La grande majorité des journalistes n’est pas adepte du buzz et du scoop à tout prix. Reste ces quelques escrocs intellectuels… ou pas! accros de fake news et qui desservent l’image de notre profession. Mais ce ne sont pas ces journalistes-là qui ont droit à la critique véhémente de ceux qui nous gouvernent ou nous regardent de haut. Ils sont trop faciles à attaquer! Non ce sont ces journalistes qui investiguent, qui fouillent, qui recoupent, qui rapportent des faits avérés et qui dénoncent à juste titre les errements des gens de pouvoir.

Les réseaux sociaux amplifient les révélations des journalistes. Les lanceurs d’alerte alimentent leurs articles et leurs reportages; le citoyen entre dans la danse. Et face au flux croissant de l’information rendu possible par les nouvelles technologies, l’opinion devient versatile. Son bulletin de vote change aussi vite de destination que l’information de contenu. Et ceux qui se croyaient intouchables prennent de plus en plus de coups….médiatiques. Seulement ils sont masos…ou schizophrènes. Pour dire leur haine du « parti médiatique », ils se répandent dans les….medias! Et les journalistes les accueillent. Au risque de se faire traiter de « salaud » ou de « minable ». Au nom du respect du pluralisme.

Alors, oui, on peut se poser la question de l’utilité du journaliste. Une utilité d’autant plus évidente que l’avancée des populismes, de la « démocrature », cet oxymore inventé par le sociologue Gérard Mermet pour évoquer les dictatures déguisées en démocratie, s’accompagne toujours de l’avènement d’une pensée unique, faite de louanges, de peurs et d’humiliations. Des journalistes meurent, sont emprisonnés et torturés pour avoir contrecarré l’uniformité du message et dénoncé les abus des pouvoirs. Et tous les citoyens, rétifs à l’échine courbée, prennent les mêmes risques.
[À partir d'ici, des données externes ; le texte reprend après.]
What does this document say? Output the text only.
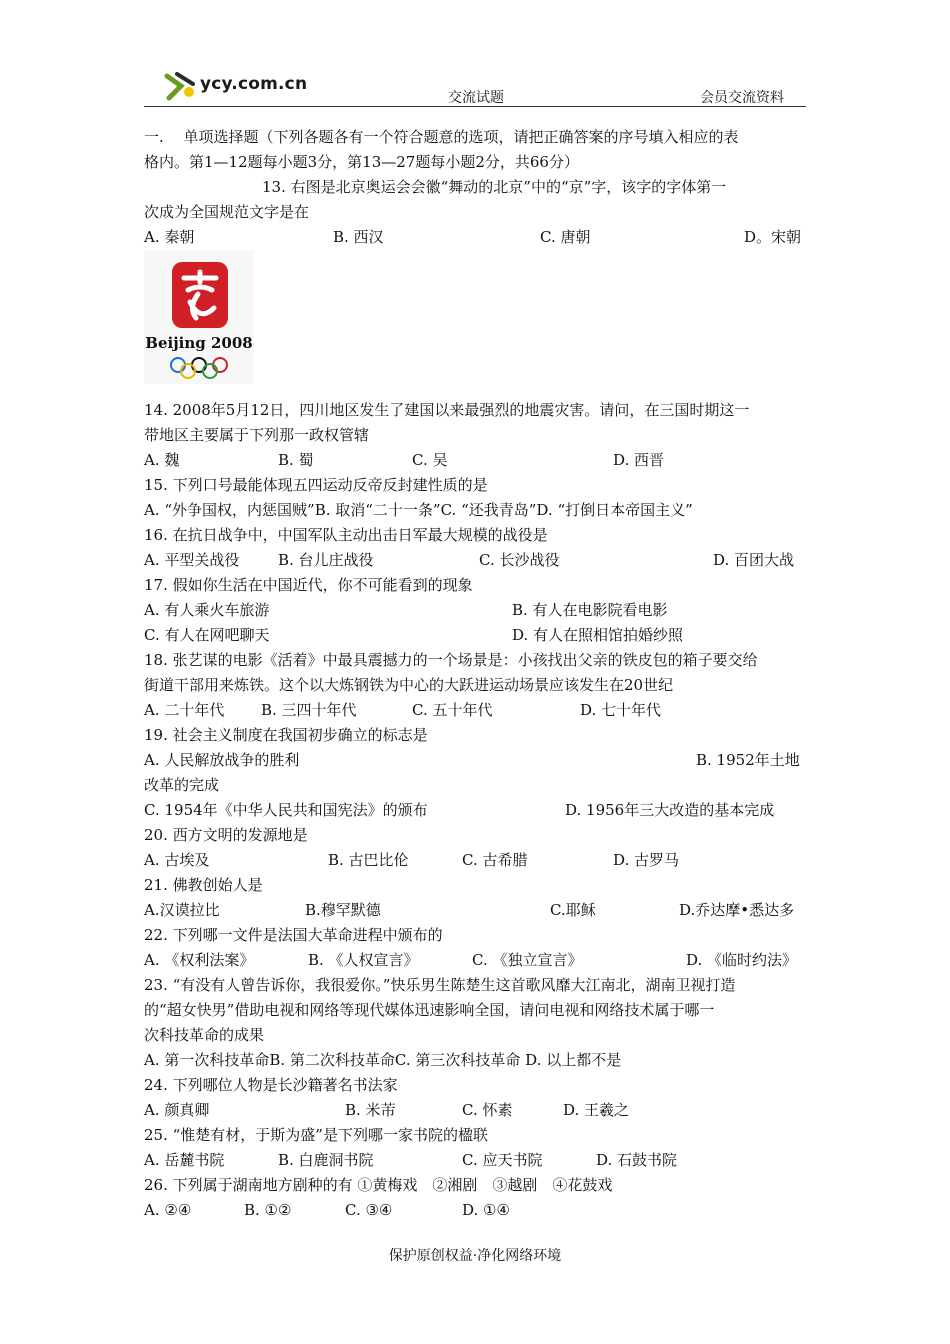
ycy.com.cn
交流试题	会员交流资料
一.　 单项选择题（下列各题各有一个符合题意的选项，请把正确答案的序号填入相应的表
格内。第1—12题每小题3分，第13—27题每小题2分，共66分）
13. 右图是北京奥运会会徽“舞动的北京”中的“京”字，该字的字体第一
次成为全国规范文字是在
A. 秦朝	B. 西汉	C. 唐朝	D。宋朝
Beijing 2008
14. 2008年5月12日，四川地区发生了建国以来最强烈的地震灾害。请问，在三国时期这一
带地区主要属于下列那一政权管辖
A. 魏	B. 蜀	C. 吴	D. 西晋
15. 下列口号最能体现五四运动反帝反封建性质的是
A. “外争国权，内惩国贼”B. 取消“二十一条”C. “还我青岛”D. “打倒日本帝国主义”
16. 在抗日战争中，中国军队主动出击日军最大规模的战役是
A. 平型关战役	B. 台儿庄战役	C. 长沙战役	D. 百团大战
17. 假如你生活在中国近代，你不可能看到的现象
A. 有人乘火车旅游	B. 有人在电影院看电影
C. 有人在网吧聊天	D. 有人在照相馆拍婚纱照
18. 张艺谋的电影《活着》中最具震撼力的一个场景是：小孩找出父亲的铁皮包的箱子要交给
街道干部用来炼铁。这个以大炼钢铁为中心的大跃进运动场景应该发生在20世纪
A. 二十年代 B. 三四十年代	C. 五十年代	D. 七十年代
19. 社会主义制度在我国初步确立的标志是
A. 人民解放战争的胜利	B. 1952年土地
改革的完成
C. 1954年《中华人民共和国宪法》的颁布	D. 1956年三大改造的基本完成
20. 西方文明的发源地是
A. 古埃及	B. 古巴比伦	C. 古希腊	D. 古罗马
21. 佛教创始人是
A.汉谟拉比	B.穆罕默德	C.耶稣	D.乔达摩•悉达多
22. 下列哪一文件是法国大革命进程中颁布的
A. 《权利法案》	B. 《人权宣言》	C. 《独立宣言》	D. 《临时约法》
23. “有没有人曾告诉你，我很爱你。”快乐男生陈楚生这首歌风靡大江南北，湖南卫视打造
的“超女快男”借助电视和网络等现代媒体迅速影响全国，请问电视和网络技术属于哪一
次科技革命的成果
A. 第一次科技革命B. 第二次科技革命C. 第三次科技革命 D. 以上都不是
24. 下列哪位人物是长沙籍著名书法家
A. 颜真卿	B. 米芾	C. 怀素	D. 王羲之
25. “惟楚有材，于斯为盛”是下列哪一家书院的楹联
A. 岳麓书院	B. 白鹿洞书院	C. 应天书院	D. 石鼓书院
26. 下列属于湖南地方剧种的有 ①黄梅戏　②湘剧　③越剧　④花鼓戏
A. ②④	B. ①②	C. ③④	D. ①④
保护原创权益·净化网络环境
Dites-nous par qui nous pourrions remplacer les journalistes! Des porte-parole? Des porte-flingues? Des porte-drapeaux? Des porte-voix? Des porte-malheur? Reconnaissez que malgré leurs imperfections, leurs erreurs, leur humanité en somme, les journalistes restent par les temps qui courent le meilleur rempart face à la montée de toutes les intolérances.